Bicester Advertiser: Sir Tony Baldry: A great adventure as Banbury MP – now the challenge is to be quiet
Once a peacock, but now a feather duster.
That might be how Sir Tony Baldry’s wife sees him, but the House of Commons stalwart will take some time to settle into the quiet life.
The former MP for Banbury has described his 32-year-long career as MP for North Oxfordshire as “a great adventure”.
He officially stepped down from the role last Thursday when Parliament dissolved ahead of the General Election on May 7.
As MP, a post he has held continuously since 1983, he represented 90,000 people, two large towns and 50 villages. Speaking at the Whately Hall hotel, Banbury on Friday, he said: “It’s been enormous fun and a great privilege.
“The greatest challenge for me now will be being silent. Over three decades I have looked after a chunk of England and been concerned with everything happening in Banbury, Bicester and the surrounding villages.
“Now I have to hand that to my successor. It’s no longer for me to intervene or speak. As my wife kept saying, you might once have been a proud peacock – you’re now just a feather duster.”
Born in 1950, Sir Tony was educated at Leighton Park, a Quaker school in Reading.
He studied law at the University of Sussex before beginning his political career in the May 1974 General Election, as personal assistant to then-Chief Secretary of the Treasury Maurice MacMillan.
By the time a hung parliament triggered a second election in October, he was aide to Margaret Thatcher.
He said: “She was very professional. You had to get absolutely everything right, every quote, every statistic. But she was also incredibly kind.”
As leader of the opposition, Thatcher entrusted her 24-year-old assistant to be the link between herself and the Britain in Europe Campaign, and the “Yes” Campaign for the 1975 EU referendum.
He said: “It was an amazing privilege. At the time, with the arrogance of youth, I didn’t realise how daunting it was.”
Sir Tony first stood for election in 1979 in the Labour safe seat of Thurrock before being selected as a candidate for Banbury in 1981 and winning the seat in the 1983 election.
He was made a minister in the Department of Energy in 1990 and helped John Wakeham privatise the electricity industry.
At the time his son Edward, now 31, burst into tears at school.
Sir Tony said: “He told teachers: ‘The Queen has made Daddy responsible for all the electricity in the country and Mummy says he can’t even change a lightbulb.’”
Later Sir Tony moved to the Department for the Environment and in 1995 was promoted to Minister of State at the Ministry of Agriculture, Fisheries and Food.
In 2012 he was knighted in the Queen’s Birthday Honours list for services to political and public life.
Closer to home, Sir Tony championed causes like the Keep the Horton General campaign.
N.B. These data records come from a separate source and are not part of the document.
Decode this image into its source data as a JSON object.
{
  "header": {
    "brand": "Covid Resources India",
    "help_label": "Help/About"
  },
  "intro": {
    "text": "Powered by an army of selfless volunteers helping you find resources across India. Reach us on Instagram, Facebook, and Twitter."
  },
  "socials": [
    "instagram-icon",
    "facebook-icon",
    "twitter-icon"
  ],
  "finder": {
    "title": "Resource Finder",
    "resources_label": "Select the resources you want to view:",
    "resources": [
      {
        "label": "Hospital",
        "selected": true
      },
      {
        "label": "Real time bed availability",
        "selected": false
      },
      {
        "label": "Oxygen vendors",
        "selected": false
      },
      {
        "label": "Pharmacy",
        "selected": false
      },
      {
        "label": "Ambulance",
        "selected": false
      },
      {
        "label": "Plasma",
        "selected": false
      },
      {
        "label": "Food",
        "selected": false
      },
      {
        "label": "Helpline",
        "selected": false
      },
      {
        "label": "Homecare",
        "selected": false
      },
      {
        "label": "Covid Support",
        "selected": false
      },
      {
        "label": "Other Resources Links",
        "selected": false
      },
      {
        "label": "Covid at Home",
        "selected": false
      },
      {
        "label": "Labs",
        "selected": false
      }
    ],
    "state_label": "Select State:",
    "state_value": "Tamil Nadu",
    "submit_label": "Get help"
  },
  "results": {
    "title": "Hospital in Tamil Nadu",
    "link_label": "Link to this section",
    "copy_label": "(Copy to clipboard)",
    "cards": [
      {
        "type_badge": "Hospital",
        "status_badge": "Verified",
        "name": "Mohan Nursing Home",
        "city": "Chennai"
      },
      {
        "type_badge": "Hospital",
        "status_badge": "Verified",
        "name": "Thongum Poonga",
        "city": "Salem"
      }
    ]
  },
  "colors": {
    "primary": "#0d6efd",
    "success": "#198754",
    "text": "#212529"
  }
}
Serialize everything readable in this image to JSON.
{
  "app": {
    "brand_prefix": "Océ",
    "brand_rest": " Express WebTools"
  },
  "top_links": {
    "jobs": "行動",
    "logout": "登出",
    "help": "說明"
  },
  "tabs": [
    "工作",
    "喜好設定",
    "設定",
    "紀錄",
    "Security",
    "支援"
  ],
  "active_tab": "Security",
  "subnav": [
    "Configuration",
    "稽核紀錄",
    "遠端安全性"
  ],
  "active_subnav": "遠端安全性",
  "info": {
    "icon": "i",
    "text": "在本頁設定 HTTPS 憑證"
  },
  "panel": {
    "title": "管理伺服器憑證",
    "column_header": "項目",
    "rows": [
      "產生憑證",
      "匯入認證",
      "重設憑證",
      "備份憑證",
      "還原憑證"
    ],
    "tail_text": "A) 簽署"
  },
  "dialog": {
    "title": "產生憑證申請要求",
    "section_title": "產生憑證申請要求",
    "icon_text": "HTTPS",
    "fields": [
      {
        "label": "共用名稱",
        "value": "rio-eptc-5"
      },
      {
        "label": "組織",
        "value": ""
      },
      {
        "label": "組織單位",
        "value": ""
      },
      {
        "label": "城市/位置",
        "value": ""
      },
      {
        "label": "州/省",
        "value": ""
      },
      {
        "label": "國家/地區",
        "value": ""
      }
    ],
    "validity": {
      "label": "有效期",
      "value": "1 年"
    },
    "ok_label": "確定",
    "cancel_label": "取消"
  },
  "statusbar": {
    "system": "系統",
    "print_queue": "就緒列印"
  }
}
Oxfordshire Clinical Commissioning Group has now guaranteed the hospital’s survival.
He said: “It’s the most significant campaign during my time as MP. The Horton has an A&E department, consultant-led maternity and children’s services. There are many nearby towns that don’t have any of those.”
Overall, he said, North Oxfordshire is thriving, with the once “slightly scruffy” Banbury now boasting one of the lowest unemployment rates in the country and Bicester redeveloped with the ‘market town’ feel retained.
He believes the new issue will be how to retain the Cherwell countryside and accommodate an increasing population.
Despite the recent rise of smaller parties, Sir Tony was unconvinced any real change to parliament’s make-up would take place this May.
He said: “It will end up as a straightforward race between Cameron and Miliband. People vote for parties such as UKIP or the Greens between elections but I think we’ll see those votes dissipating.
“I am wholly confident David Cameron will be PM after the election.”
He added that he was certain his successor as Conservative candidate for the area Victoria Prentis would be “outstanding”, but it would be surreal not to see his own name on the ballot paper.
Sir Tony plans to remain in Bloxham with wife Pippa, and continue as a practising barrister in London. He has been volunteering with the Royal Voluntary Service and will shortly become a patron of Katharine House Hospice in Banbury.
He said: “I’ll have quite a bit of spare time now. I think my life will be just as active, but with different things.”
Grown-up children Ed, who lives in Bristol, and Honor, 29, in Leeds, are both creative souls working as an illustrator and in digital marketing respectively, he said.
Neither expressed any desire to follow in their father’s footsteps, but took his achievements in their stride. Sir Tony recalled that when he was knighted in 2012, they renamed him Sir Cumference Hippo.
Sir Tony said: “Ed did a spoof coat of arms, featuring a hippo and the motto ‘Circum et Felix’ – round and happy. I’m quite happy with that as a motto.”